Multilingual, plain-language city communications. In-person help desks at community gathering points, not just at city hall. A city app that works more like a subscription platform — you choose what matters to your neighborhood, your street, and you get notified before decisions are made, not after.
Sioux Falls has 21 neighborhood associations. They exist for exactly the reason we need them right now: to give residents an organized, consistent voice in what happens where they live. But an association that isn't active, isn't funded, and isn't connected to City Hall isn't an engagement space. It's just a name on a list. One of my core priorities is to revitalize and strengthen those associations as a genuine bridge between residents and government. Not a one-time meeting. A lasting relationship.
Real apprenticeship pathways with local employers and schools. Access to capital for immigrant and minority-owned businesses that have the drive but not always the connections. Sidewalks, crossings, and parks invested in every quadrant of the city, not just the ones with organized advocacy.

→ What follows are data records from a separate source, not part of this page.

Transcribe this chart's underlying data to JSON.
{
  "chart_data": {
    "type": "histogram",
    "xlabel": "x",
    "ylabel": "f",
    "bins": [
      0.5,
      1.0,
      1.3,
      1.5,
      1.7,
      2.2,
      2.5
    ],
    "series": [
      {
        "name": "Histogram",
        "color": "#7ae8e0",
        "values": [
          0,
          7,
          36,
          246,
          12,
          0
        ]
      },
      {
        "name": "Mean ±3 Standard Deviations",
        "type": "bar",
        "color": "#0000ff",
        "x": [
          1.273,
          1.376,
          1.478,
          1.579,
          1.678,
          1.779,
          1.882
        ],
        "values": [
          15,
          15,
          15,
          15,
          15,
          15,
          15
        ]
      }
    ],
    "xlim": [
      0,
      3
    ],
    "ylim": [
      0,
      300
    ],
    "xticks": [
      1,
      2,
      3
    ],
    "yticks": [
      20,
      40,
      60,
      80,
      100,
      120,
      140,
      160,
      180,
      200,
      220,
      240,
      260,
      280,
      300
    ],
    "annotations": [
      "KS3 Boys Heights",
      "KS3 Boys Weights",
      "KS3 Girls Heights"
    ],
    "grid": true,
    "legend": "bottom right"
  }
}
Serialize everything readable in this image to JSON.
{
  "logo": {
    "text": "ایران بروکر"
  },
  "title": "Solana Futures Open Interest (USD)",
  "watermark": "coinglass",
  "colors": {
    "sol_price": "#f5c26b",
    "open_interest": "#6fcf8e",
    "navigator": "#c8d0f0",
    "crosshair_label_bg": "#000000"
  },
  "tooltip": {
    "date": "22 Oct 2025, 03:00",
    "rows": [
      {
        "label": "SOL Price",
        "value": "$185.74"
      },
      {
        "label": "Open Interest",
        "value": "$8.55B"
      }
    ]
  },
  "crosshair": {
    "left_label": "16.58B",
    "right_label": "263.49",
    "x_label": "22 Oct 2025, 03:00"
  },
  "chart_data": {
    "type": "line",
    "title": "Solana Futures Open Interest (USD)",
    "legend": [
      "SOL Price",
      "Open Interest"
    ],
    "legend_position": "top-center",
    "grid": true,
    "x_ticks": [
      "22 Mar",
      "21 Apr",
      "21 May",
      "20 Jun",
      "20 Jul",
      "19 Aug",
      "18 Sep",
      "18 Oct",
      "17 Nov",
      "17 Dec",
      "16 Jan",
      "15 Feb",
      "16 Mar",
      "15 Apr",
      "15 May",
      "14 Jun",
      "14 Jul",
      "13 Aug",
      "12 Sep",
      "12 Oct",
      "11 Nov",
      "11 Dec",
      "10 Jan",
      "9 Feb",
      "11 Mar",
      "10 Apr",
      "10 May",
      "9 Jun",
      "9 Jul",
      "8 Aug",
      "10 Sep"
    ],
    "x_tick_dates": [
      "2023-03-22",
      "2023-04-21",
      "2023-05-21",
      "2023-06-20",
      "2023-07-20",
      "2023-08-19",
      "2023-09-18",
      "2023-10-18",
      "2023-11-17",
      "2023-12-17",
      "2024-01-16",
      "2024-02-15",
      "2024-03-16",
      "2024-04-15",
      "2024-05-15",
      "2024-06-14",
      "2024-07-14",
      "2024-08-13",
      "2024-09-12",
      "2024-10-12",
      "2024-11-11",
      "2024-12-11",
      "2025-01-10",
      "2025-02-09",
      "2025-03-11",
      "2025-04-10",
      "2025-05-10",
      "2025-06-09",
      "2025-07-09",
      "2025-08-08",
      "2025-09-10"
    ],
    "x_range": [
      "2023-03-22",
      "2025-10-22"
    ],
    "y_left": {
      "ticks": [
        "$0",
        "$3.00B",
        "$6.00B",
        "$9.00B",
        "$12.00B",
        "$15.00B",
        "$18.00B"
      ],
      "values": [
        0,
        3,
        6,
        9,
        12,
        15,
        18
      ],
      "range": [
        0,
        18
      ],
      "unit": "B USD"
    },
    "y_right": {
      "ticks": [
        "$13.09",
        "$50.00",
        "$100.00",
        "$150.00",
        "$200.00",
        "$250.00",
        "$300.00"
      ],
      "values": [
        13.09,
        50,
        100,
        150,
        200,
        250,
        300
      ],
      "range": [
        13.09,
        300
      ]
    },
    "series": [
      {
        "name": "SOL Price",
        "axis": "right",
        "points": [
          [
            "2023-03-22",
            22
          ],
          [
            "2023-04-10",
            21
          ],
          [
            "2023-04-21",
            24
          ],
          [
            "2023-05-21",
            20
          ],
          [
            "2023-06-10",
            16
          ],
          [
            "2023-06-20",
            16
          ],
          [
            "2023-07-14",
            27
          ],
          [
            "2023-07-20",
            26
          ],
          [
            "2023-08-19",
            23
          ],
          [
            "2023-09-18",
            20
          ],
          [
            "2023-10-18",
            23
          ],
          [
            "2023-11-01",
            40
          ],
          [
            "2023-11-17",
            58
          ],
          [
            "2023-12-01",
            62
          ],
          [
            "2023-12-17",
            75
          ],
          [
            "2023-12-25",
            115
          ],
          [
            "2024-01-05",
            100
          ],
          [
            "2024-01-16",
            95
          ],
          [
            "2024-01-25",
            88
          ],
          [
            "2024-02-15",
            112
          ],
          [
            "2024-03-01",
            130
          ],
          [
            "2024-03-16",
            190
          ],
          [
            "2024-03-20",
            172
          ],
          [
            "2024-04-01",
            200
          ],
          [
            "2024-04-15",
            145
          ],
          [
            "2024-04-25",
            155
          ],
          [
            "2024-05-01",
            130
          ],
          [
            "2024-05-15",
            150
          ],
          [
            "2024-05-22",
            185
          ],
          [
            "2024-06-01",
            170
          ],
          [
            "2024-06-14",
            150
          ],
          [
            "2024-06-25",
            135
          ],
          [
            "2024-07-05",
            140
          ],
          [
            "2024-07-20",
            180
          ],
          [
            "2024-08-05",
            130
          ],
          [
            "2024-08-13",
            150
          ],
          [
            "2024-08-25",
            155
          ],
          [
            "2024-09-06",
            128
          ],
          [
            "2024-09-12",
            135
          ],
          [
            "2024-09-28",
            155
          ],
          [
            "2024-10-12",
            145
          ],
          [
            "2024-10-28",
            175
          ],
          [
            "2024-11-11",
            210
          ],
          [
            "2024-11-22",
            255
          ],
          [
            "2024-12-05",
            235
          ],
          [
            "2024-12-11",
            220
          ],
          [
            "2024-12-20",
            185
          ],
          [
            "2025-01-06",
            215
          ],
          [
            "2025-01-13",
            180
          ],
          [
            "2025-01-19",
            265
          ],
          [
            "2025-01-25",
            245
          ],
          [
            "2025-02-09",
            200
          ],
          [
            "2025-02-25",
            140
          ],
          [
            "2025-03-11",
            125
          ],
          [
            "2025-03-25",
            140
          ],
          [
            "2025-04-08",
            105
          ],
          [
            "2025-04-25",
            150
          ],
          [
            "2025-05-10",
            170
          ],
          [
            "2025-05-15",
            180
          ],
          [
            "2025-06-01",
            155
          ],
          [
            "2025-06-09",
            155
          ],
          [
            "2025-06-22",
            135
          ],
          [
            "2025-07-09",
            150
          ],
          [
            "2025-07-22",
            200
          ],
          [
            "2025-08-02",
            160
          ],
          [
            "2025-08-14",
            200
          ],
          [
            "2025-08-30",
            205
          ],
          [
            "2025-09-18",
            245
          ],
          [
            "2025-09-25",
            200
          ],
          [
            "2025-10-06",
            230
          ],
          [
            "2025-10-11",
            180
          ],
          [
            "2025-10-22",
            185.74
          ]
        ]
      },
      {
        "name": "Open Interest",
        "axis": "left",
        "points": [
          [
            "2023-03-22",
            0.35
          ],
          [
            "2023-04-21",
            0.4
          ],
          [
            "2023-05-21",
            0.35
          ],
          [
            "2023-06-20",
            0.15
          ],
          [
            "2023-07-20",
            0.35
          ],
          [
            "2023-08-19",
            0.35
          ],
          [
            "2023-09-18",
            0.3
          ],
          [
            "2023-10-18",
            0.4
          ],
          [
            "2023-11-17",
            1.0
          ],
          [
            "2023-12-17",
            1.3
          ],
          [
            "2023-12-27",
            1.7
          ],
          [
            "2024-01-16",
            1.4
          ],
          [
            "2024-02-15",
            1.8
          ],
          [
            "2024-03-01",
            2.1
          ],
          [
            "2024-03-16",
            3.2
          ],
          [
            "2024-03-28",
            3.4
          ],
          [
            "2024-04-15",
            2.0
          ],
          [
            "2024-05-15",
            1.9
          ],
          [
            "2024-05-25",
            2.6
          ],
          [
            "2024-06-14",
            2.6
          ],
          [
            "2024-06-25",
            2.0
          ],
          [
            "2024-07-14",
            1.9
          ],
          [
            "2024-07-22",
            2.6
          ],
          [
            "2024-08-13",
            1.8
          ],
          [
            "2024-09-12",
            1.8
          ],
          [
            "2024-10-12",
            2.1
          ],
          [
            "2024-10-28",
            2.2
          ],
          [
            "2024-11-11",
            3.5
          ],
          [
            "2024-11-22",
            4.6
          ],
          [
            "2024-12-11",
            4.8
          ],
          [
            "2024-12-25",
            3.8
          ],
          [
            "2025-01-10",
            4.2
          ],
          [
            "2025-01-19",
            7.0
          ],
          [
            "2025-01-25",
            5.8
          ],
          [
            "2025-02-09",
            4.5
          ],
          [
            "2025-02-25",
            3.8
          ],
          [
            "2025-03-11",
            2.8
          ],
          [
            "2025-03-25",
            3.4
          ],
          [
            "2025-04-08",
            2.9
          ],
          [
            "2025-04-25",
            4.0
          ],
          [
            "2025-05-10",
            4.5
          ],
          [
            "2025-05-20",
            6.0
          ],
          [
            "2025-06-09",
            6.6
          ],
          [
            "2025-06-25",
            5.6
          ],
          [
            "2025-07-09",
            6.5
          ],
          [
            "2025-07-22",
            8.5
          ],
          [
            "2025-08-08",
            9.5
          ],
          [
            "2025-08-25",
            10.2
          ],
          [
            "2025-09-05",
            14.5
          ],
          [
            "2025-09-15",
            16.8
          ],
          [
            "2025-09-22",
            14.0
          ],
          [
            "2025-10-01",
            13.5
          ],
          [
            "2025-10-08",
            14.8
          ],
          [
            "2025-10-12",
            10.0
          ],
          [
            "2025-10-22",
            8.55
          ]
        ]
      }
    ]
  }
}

—Why I'm the right person for this.
I've been a translator my entire life.
At nine years old, I sat across from a landlord and helped my parents negotiate a lease they couldn't sign without me. I've interpreted in courtrooms and medical settings where getting it right wasn't optional. I've spent years helping organizations take complex systems and distill them into something human beings can understand and act on.
Not dumbed down. Distilled. There's a difference.
This city doesn't have a knowledge problem. It has a listening problem. There's a gap between the people making decisions and the people those decisions are made for. I've been closing that gap my whole life. It's not a campaign promise. It's how I operate.
All Three. Together.
Responsible Growth. Vibrant Community. Equal Opportunity.
These aren't three separate issues. They're three parts of the same belief: that a city works best when it works for everyone. Not just the families who've been here for generations. Not just the developers building the next neighborhood. Not just the residents who already know how to navigate a council meeting.
Everyone.
That's the Sioux Falls I grew up believing in. A kid reading the Argus on an overnight delivery route, coming across the phrase "the Best Little City in America" and deciding to take it seriously.
I still do.
It's always been our city, and now is our moment.